The unfortunate opening for parody offered by the above title is, in this case, unavoidable. Success seems indeed to have spoiled George Axelrod. In his second play, the author of The Seven Year Itch has scraped together a group of stock Hollywood characters, armed them with the feeblest of gags, and had the presumption to try to foist the result on the public as a humorous and slightly meaningful commentary on modern success. The result is not only meaningless, but unfunny.
Protagonists in this painful tale are a Pulitzer Prize playwright, an oh-so-Marilyn-Monroe-like Hollywood star, and a plain young man of almost no attributes who attains great success in love and literature through a pact with the devil--in the guise, as one might have guessed, of his Hollywood agent. Axelrod's fumbling attempt to give the thing a measure of significance in the last act adds considerably to the burden of the performers, who have a hard enough time making anything of their lines during the first two-thirds of the play.

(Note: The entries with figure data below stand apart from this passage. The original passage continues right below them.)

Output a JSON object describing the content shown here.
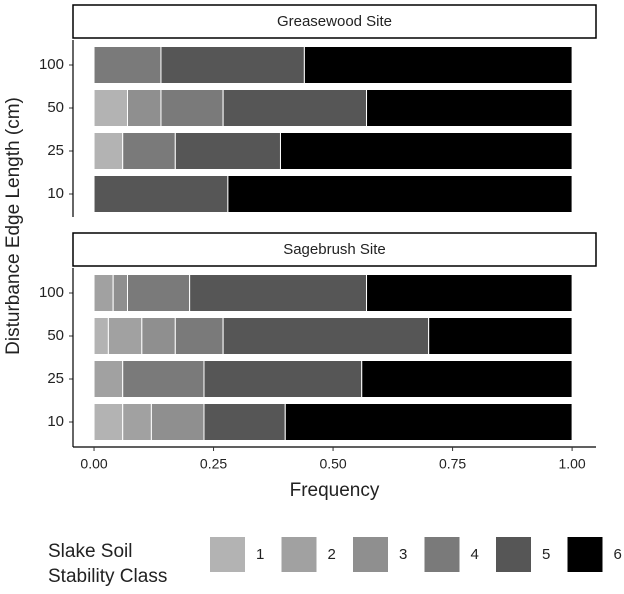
{
  "chart_data": {
    "type": "bar",
    "orientation": "horizontal",
    "stacked": true,
    "x_label": "Frequency",
    "y_label": "Disturbance Edge Length (cm)",
    "legend_title": [
      "Slake Soil",
      "Stability Class"
    ],
    "categories": [
      "100",
      "50",
      "25",
      "10"
    ],
    "xlim": [
      -0.044,
      1.05
    ],
    "xticks": [
      {
        "value": 0,
        "label": "0.00"
      },
      {
        "value": 0.25,
        "label": "0.25"
      },
      {
        "value": 0.5,
        "label": "0.50"
      },
      {
        "value": 0.75,
        "label": "0.75"
      },
      {
        "value": 1,
        "label": "1.00"
      }
    ],
    "series": [
      {
        "name": "1",
        "color": "#b3b3b3"
      },
      {
        "name": "2",
        "color": "#a1a1a1"
      },
      {
        "name": "3",
        "color": "#8f8f8f"
      },
      {
        "name": "4",
        "color": "#7a7a7a"
      },
      {
        "name": "5",
        "color": "#565656"
      },
      {
        "name": "6",
        "color": "#000000"
      }
    ],
    "facets": [
      {
        "title": "Greasewood Site",
        "values": [
          [
            0,
            0.07,
            0.06,
            0
          ],
          [
            0,
            0,
            0,
            0
          ],
          [
            0,
            0.07,
            0,
            0
          ],
          [
            0.14,
            0.13,
            0.11,
            0
          ],
          [
            0.3,
            0.3,
            0.22,
            0.28
          ],
          [
            0.56,
            0.43,
            0.61,
            0.72
          ]
        ]
      },
      {
        "title": "Sagebrush Site",
        "values": [
          [
            0,
            0.03,
            0,
            0.06
          ],
          [
            0.04,
            0.07,
            0.06,
            0.06
          ],
          [
            0.03,
            0.07,
            0,
            0.11
          ],
          [
            0.13,
            0.1,
            0.17,
            0
          ],
          [
            0.37,
            0.43,
            0.33,
            0.17
          ],
          [
            0.43,
            0.3,
            0.44,
            0.6
          ]
        ]
      }
    ]
  }
}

Walter Matthau, as prize-winning playwright Michael Freeman, emerges from the affair with more dignity than his fellows, though this is little enough. His remarks about the second play being the hardest are unfortunate as far as Axclrod is concerned, but they are certainly borne out with disturbing accuracy.
Jayne Mansfield and Martin Gabel as the star and the infernal agent do well enough with their parts, which offer nothing more than opportunities for fairly clever characterization. But Orson Bean, the youthful bargainer for success, is unable even to meet the demands of his role except at moments when startled exclamations and muggins are called for. Others in the cast are equal to their sorry assignments, but nothing more.
To catalogue the cast and the woes of Will Success Spoil Rock Hunter? further would be meaningless and brutal. It would be dangerous to predict that the play will draw no audiences on Broadway, but it certainly will not be spoiled by success. There is noting to spoil.